[Exposition sur le mouvement chicano à l'Elac]

[Exposition sur le mouvement chicano à l'Elac]
droitsCreative Commons - Paternité. Pas d'utilisation commerciale. Pas de modification.
localisationBibliothèque municipale de Lyon / P0741 FIGRPT0237 03
technique1 photographie positive : tirage noir et blanc ; 18 x 24 cm (épr.)
descriptionAdresse de prise de vue : "Le démon des anges", seize artistes chicanos autour de Los Angeles, à l'Elac, Centre d'échanges de Perrache, Lyon 2e.

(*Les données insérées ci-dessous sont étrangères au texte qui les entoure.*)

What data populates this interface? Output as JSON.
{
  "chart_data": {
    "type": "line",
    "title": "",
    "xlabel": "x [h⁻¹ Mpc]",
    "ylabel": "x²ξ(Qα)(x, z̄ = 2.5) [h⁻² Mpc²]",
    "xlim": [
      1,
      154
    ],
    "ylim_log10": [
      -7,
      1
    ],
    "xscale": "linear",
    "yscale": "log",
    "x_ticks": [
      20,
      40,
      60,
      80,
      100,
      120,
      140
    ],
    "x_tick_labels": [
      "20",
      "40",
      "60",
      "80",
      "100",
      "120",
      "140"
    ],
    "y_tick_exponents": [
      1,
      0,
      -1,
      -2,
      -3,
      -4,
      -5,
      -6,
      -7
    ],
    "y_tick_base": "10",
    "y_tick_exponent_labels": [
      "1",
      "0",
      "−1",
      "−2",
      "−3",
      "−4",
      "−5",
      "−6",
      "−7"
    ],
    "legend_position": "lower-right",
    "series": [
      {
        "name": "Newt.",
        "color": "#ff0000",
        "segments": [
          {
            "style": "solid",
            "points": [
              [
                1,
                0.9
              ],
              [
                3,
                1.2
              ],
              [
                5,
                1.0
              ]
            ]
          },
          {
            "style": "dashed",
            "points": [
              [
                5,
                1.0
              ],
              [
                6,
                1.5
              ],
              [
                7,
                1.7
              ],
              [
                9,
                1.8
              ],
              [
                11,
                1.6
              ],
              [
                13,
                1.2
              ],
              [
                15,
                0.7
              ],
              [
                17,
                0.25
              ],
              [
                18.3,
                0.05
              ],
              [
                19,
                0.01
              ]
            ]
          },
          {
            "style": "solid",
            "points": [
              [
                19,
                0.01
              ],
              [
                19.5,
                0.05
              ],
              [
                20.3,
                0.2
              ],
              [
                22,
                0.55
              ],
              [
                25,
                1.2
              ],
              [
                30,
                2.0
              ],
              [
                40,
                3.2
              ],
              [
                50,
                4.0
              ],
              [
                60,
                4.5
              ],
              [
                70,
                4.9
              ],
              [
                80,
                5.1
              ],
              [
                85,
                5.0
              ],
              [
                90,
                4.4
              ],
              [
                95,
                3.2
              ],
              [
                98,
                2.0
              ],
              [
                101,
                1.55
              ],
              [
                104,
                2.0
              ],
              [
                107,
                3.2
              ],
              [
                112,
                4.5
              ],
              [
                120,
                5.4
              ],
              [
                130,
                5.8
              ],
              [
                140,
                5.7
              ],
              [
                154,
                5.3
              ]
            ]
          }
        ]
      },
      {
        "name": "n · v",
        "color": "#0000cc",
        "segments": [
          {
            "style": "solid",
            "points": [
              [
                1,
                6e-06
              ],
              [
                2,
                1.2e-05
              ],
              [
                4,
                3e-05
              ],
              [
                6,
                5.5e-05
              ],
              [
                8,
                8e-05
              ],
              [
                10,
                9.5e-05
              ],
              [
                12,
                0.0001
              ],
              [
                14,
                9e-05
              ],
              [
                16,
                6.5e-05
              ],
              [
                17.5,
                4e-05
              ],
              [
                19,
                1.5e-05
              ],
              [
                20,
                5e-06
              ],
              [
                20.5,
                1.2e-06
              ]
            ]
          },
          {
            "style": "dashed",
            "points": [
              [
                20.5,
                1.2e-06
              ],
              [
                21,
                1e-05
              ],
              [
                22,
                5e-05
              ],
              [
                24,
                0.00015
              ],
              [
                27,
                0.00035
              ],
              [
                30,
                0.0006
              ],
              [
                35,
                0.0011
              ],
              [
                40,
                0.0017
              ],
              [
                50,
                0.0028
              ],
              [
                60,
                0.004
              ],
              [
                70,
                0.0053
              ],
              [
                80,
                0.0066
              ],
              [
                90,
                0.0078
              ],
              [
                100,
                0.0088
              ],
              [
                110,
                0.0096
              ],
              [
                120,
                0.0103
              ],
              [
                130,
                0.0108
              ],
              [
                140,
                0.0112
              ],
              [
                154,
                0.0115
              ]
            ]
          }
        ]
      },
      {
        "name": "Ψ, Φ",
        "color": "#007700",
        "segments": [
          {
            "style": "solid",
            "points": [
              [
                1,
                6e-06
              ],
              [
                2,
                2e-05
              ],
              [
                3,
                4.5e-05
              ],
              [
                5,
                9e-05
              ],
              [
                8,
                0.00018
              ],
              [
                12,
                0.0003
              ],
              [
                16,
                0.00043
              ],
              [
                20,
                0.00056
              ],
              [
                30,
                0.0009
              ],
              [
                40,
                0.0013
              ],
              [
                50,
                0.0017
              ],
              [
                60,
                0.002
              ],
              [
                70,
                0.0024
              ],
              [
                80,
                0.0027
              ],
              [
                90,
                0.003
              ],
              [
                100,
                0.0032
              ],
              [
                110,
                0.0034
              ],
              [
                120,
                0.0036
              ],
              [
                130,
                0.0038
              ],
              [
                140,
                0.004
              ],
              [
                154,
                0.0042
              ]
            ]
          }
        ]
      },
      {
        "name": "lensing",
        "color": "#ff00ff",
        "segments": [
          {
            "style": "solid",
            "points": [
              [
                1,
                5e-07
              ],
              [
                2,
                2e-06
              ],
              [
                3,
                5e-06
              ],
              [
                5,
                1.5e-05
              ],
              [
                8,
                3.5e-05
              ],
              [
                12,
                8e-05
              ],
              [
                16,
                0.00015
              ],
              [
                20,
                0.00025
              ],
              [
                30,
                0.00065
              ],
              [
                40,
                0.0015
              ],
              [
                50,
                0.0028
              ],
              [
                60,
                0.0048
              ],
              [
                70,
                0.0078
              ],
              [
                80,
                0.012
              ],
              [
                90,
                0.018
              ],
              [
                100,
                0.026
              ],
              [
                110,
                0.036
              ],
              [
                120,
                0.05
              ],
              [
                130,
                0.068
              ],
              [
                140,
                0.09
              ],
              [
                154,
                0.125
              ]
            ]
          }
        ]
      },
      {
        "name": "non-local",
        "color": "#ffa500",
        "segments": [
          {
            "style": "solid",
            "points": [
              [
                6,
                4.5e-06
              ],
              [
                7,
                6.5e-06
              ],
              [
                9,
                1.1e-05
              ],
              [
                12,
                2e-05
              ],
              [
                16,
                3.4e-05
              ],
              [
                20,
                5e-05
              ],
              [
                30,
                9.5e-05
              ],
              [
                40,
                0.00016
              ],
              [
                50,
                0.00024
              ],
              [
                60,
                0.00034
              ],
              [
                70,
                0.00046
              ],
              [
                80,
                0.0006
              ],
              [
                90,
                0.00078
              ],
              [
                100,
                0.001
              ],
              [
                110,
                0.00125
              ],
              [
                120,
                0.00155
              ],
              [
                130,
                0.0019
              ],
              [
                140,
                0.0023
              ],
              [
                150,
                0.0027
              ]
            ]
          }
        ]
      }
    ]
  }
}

historiqueA travers ces latinos qui ont pris possession de l'Elac, c'est la rue, voire le mauvais goût flamboyant (concept passionnant !) qui ont droit de cité. Illustration d'une culture des marges, ou des entre-deux. Rencontre du Mexique et des USA. Latines, les chicanos ? Oui et non. Les puristes répondront qu'ils sont avant tout américains et ne parlent souvent pas l'espagnol. Les chicanos et leurs premières oeuvres apparaissent dans les années soixante, moment où les minorités sont en quête d'identité un peu partout de par le monde. Avant d'être une forme, ou un genre, être chicano est un état d'esprit. Leur première expression : des fresques à l'imagerie brute, héritières des Rivera ou Siqeiros. Mais il n'y a pas que des "murals" dans l'expression chicana. Le paradoxe étant d'ailleurs, qu'en l'occurrence, à l'Elac, il n'y en a pas un seul... L'évolution du mouvement chicano vade la rébellion au commerce. De la marge à l'institutionnalisation. La fin des années soixante-dix est le moment des choix ; et on y décerne une mutation qui va dans le sens de l'exploration des univers personnels, au détriment d'une parole sociale. Les premières expositions chicanos dans les galeries privées datent du début des années quatre-vingt. L'exposition de l'Elac, à travers la quinzaine d'artistes invités, tente une vision historique à partir d'un parcours thématique de vingt ans de création chicano. Source : "Voilà les anges" / Nelly Gabriel in Lyon Figaro, 11 décembre 1990, p.33.